Judy Kaye of Nice Work If You Can Get It has been cited as definite standout in this Kathleen Marshall production. Portraying Estonia Dulworth, the founder of the Society of Dry Women, Kaye, along with fellow nominee McGrath, has stolen the show from theatrical heavyweights Kelli O’Hara and Matthew Broderick. David Rooney raves “Every one of these performers hits the spot, but the chief scene-stealers are McGrath and certified musical-theater treasure Kaye. Their duel between three-quarter and four-quarter time – pitting the elegance of the waltz, ‘By Strauss,’ against the syncopated jazz of ‘Sweet and Lowdown’– is an ingenious mashup.”
Jessie Mueller, who portrayed Melinda Wells in her Broadway debut, has been seen as perhaps the only bright spot in the failed revival of On A Clear Day You Can See Forever. Though reviews were negative (receiving the lowest Broadway score in Curtain Critic’s history, until Ghost came along), Mueller was consistently praised for her ability to make something out of a poorly written and undefined character. Ben Brantley claims that she has a “fetching affinity for swing-era song stylings” and states that her “Ev’ry Night at Seven” is a the show’s high-point.
A shining star in another panned musical, Da’Vine Joy Randolph plays Oda Mae Brown in Ghost: The Musical, portraying the character made famous by Whoopi Goldberg. Although the musical received terrible scores, Randolph’s role was praised by the critics, with particular emphasis on her comedic performance. Jonathan Mandell, one of the few advocates of this production, claims: “There is even some real humor, thanks to newcomer Da’Vine Joy Randolph as the helpful psychic.
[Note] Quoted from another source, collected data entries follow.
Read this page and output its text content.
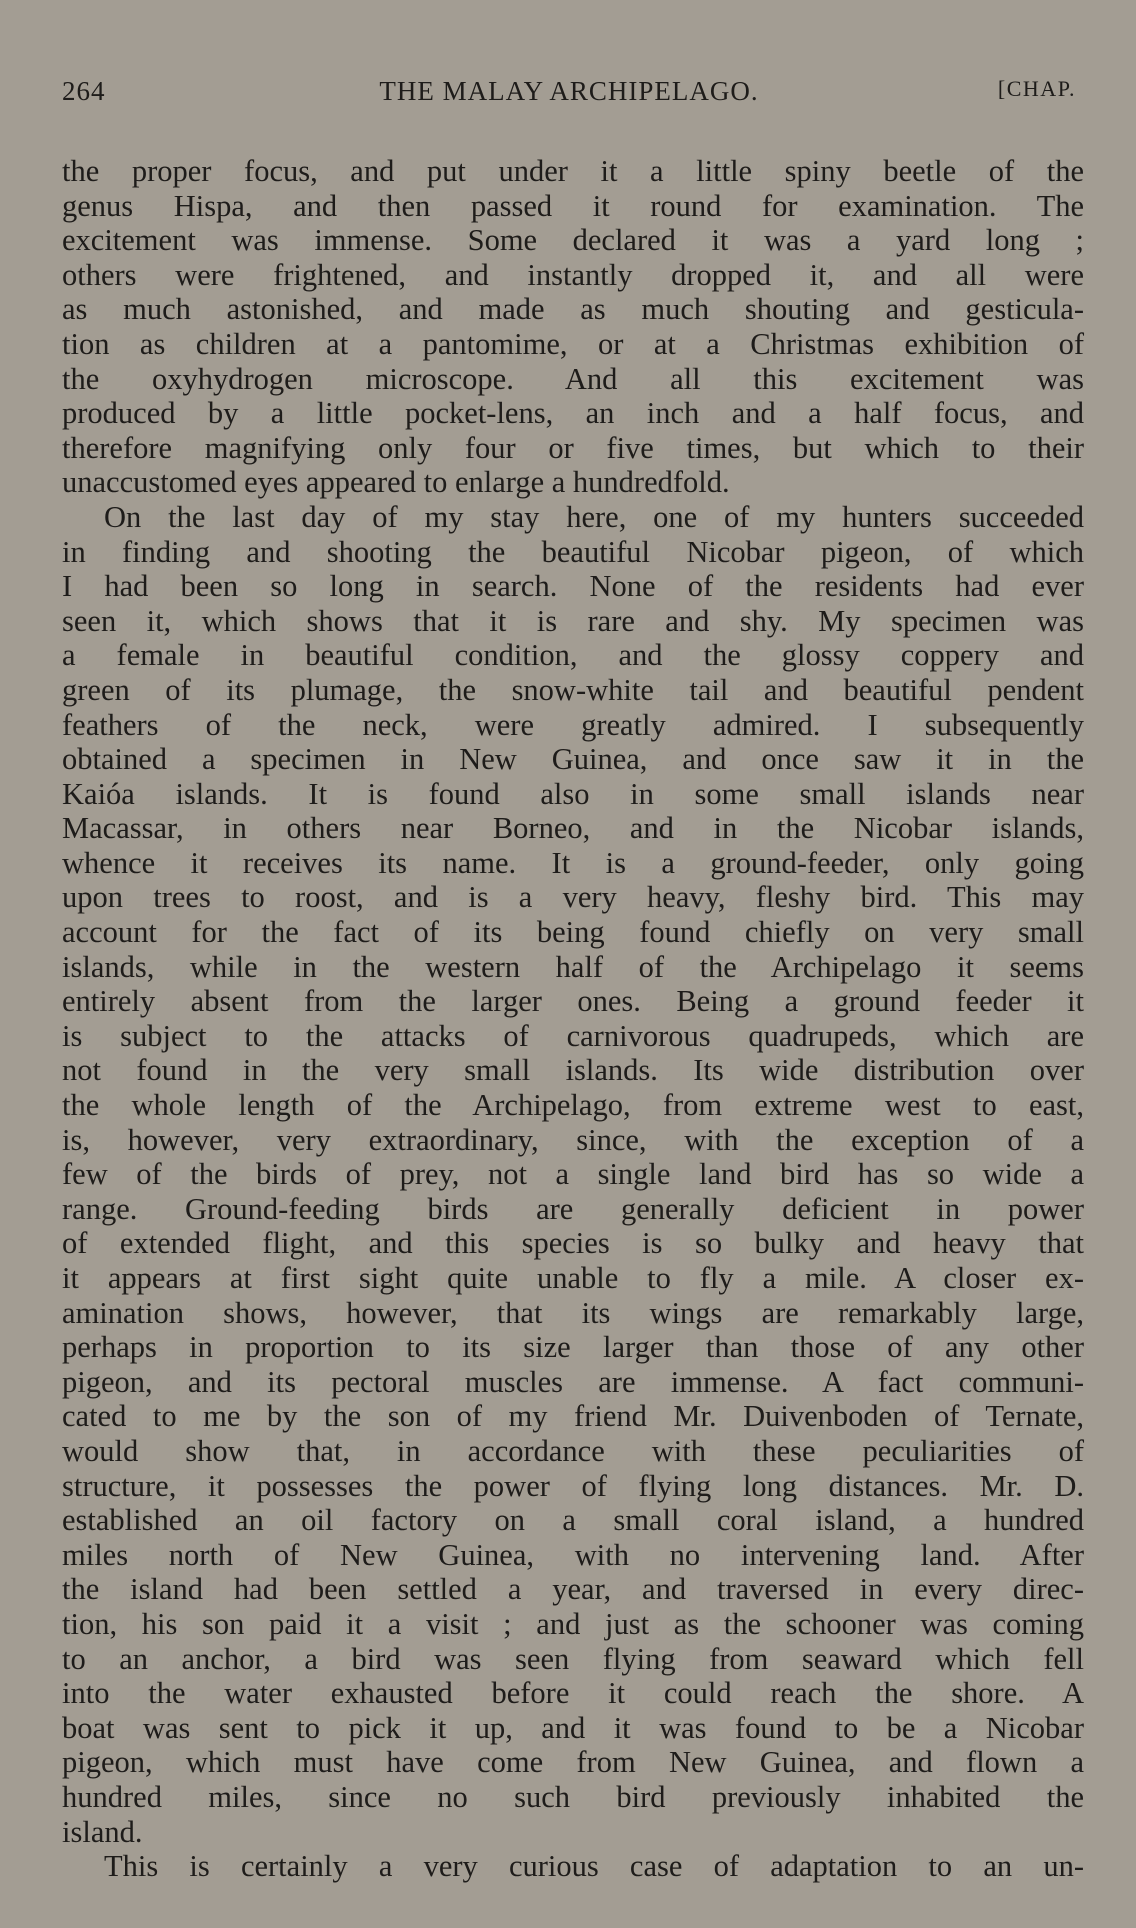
264	THE MALAY ARCHIPELAGO.	[CHAP.
the proper focus, and put under it a little spiny beetle of the
genus Hispa, and then passed it round for examination. The
excitement was immense. Some declared it was a yard long ;
others were frightened, and instantly dropped it, and all were
as much astonished, and made as much shouting and gesticula-
tion as children at a pantomime, or at a Christmas exhibition of
the oxyhydrogen microscope. And all this excitement was
produced by a little pocket-lens, an inch and a half focus, and
therefore magnifying only four or five times, but which to their
unaccustomed eyes appeared to enlarge a hundredfold.
On the last day of my stay here, one of my hunters succeeded
in finding and shooting the beautiful Nicobar pigeon, of which
I had been so long in search. None of the residents had ever
seen it, which shows that it is rare and shy. My specimen was
a female in beautiful condition, and the glossy coppery and
green of its plumage, the snow-white tail and beautiful pendent
feathers of the neck, were greatly admired. I subsequently
obtained a specimen in New Guinea, and once saw it in the
Kaióa islands. It is found also in some small islands near
Macassar, in others near Borneo, and in the Nicobar islands,
whence it receives its name. It is a ground-feeder, only going
upon trees to roost, and is a very heavy, fleshy bird. This may
account for the fact of its being found chiefly on very small
islands, while in the western half of the Archipelago it seems
entirely absent from the larger ones. Being a ground feeder it
is subject to the attacks of carnivorous quadrupeds, which are
not found in the very small islands. Its wide distribution over
the whole length of the Archipelago, from extreme west to east,
is, however, very extraordinary, since, with the exception of a
few of the birds of prey, not a single land bird has so wide a
range. Ground-feeding birds are generally deficient in power
of extended flight, and this species is so bulky and heavy that
it appears at first sight quite unable to fly a mile. A closer ex-
amination shows, however, that its wings are remarkably large,
perhaps in proportion to its size larger than those of any other
pigeon, and its pectoral muscles are immense. A fact communi-
cated to me by the son of my friend Mr. Duivenboden of Ternate,
would show that, in accordance with these peculiarities of
structure, it possesses the power of flying long distances. Mr. D.
established an oil factory on a small coral island, a hundred
miles north of New Guinea, with no intervening land. After
the island had been settled a year, and traversed in every direc-
tion, his son paid it a visit ; and just as the schooner was coming
to an anchor, a bird was seen flying from seaward which fell
into the water exhausted before it could reach the shore. A
boat was sent to pick it up, and it was found to be a Nicobar
pigeon, which must have come from New Guinea, and flown a
hundred miles, since no such bird previously inhabited the
island.
This is certainly a very curious case of adaptation to an un-
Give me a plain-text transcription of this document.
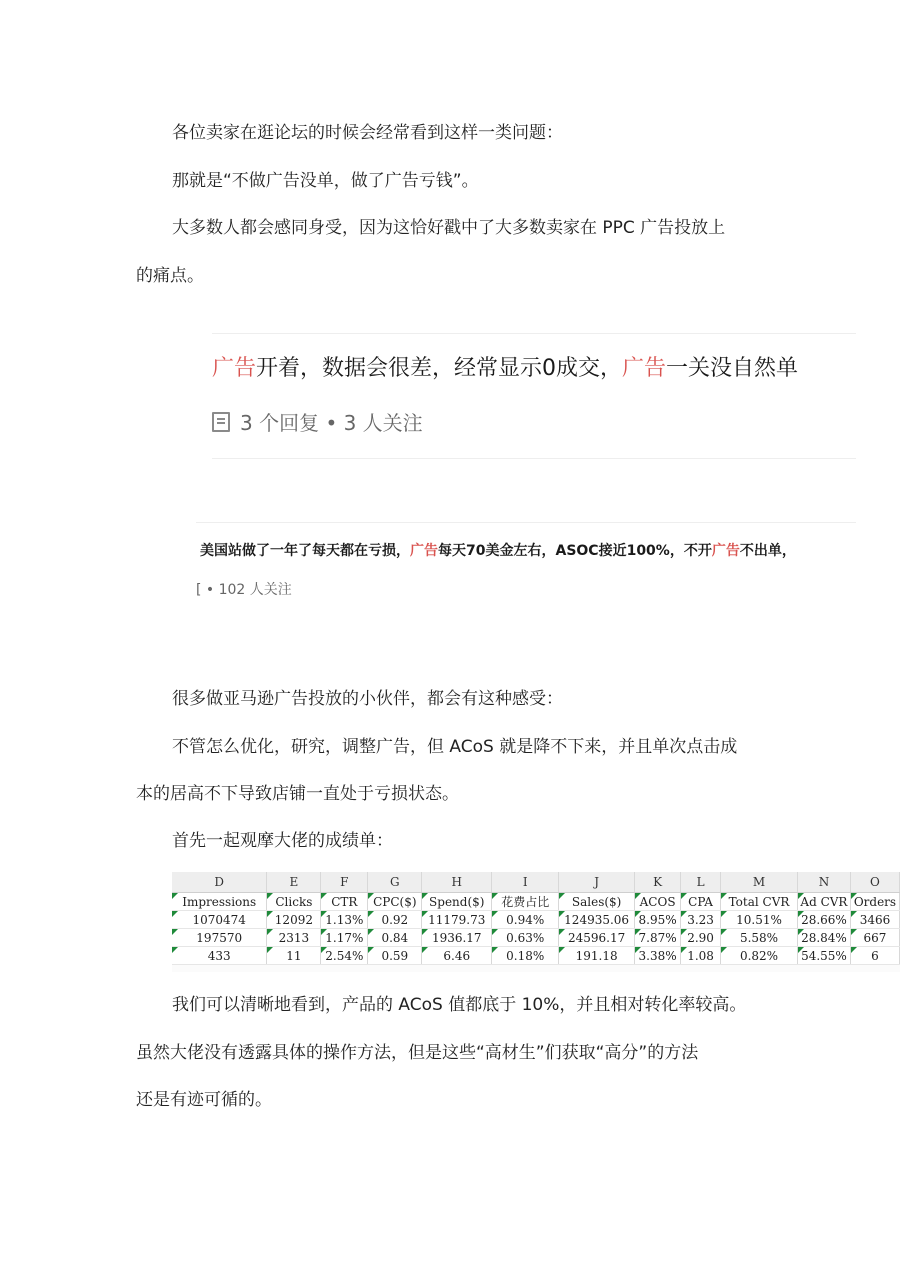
各位卖家在逛论坛的时候会经常看到这样一类问题：
那就是“不做广告没单，做了广告亏钱”。
大多数人都会感同身受，因为这恰好戳中了大多数卖家在 PPC 广告投放上
的痛点。
广告开着，数据会很差，经常显示0成交，广告一关没自然单
3 个回复 • 3 人关注
美国站做了一年了每天都在亏损，广告每天70美金左右，ASOC接近100%，不开广告不出单，
[ • 102 人关注
很多做亚马逊广告投放的小伙伴，都会有这种感受：
不管怎么优化，研究，调整广告，但 ACoS 就是降不下来，并且单次点击成
本的居高不下导致店铺一直处于亏损状态。
首先一起观摩大佬的成绩单：
D	E	F	G	H	I	J	K	L	M	N	O
Impressions	Clicks	CTR	CPC($)	Spend($)	花费占比	Sales($)	ACOS	CPA	Total CVR	Ad CVR	Orders
1070474	12092	1.13%	0.92	11179.73	0.94%	124935.06	8.95%	3.23	10.51%	28.66%	3466
197570	2313	1.17%	0.84	1936.17	0.63%	24596.17	7.87%	2.90	5.58%	28.84%	667
433	11	2.54%	0.59	6.46	0.18%	191.18	3.38%	1.08	0.82%	54.55%	6
我们可以清晰地看到，产品的 ACoS 值都底于 10%，并且相对转化率较高。
虽然大佬没有透露具体的操作方法，但是这些“高材生”们获取“高分”的方法
还是有迹可循的。
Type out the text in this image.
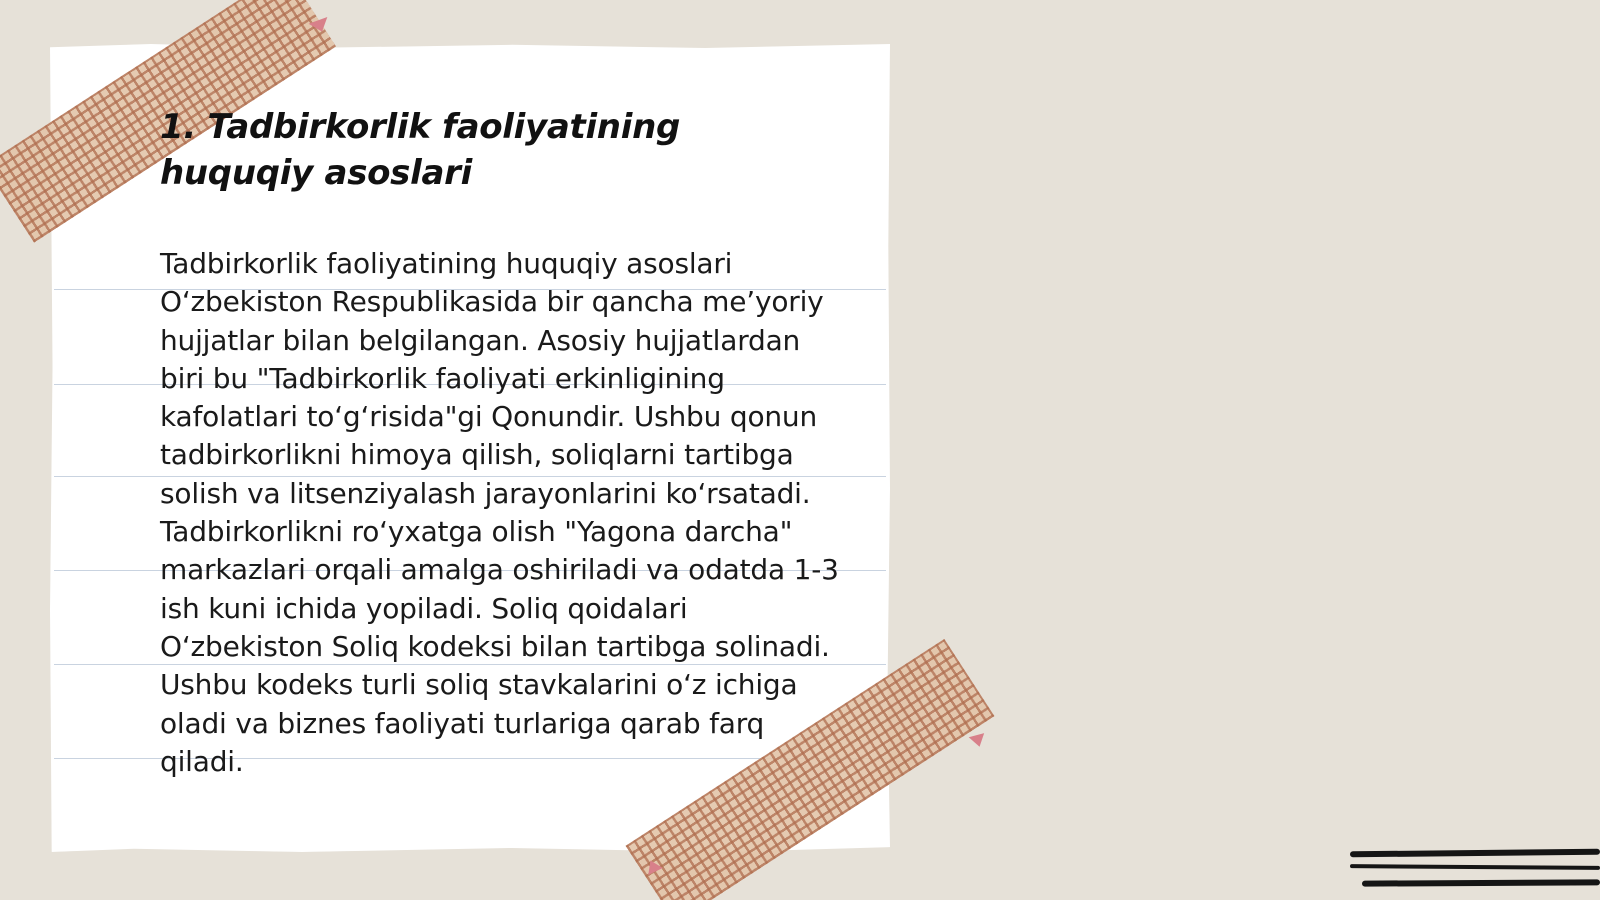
1. Tadbirkorlik faoliyatining huquqiy asoslari

Tadbirkorlik faoliyatining huquqiy asoslari O‘zbekiston Respublikasida bir qancha me’yoriy hujjatlar bilan belgilangan. Asosiy hujjatlardan biri bu "Tadbirkorlik faoliyati erkinligining kafolatlari to‘g‘risida"gi Qonundir. Ushbu qonun tadbirkorlikni himoya qilish, soliqlarni tartibga solish va litsenziyalash jarayonlarini ko‘rsatadi. Tadbirkorlikni ro‘yxatga olish "Yagona darcha" markazlari orqali amalga oshiriladi va odatda 1-3 ish kuni ichida yopiladi. Soliq qoidalari O‘zbekiston Soliq kodeksi bilan tartibga solinadi. Ushbu kodeks turli soliq stavkalarini o‘z ichiga oladi va biznes faoliyati turlariga qarab farq qiladi.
Randolph also supplies ‘Ghost’ with its irrefutable show-stopping numbers, ‘Talkin About A Miracle’ and ‘I’m Outta Here.’”
While it certainly is a tough race, Kaye’s ability to steal the show from such acclaimed performers makes her the frontrunner, with Jayne Houdyshell being another possible pick for the TONY.
Our Prediction: Judy Kaye, Nice Work If You Can Get It.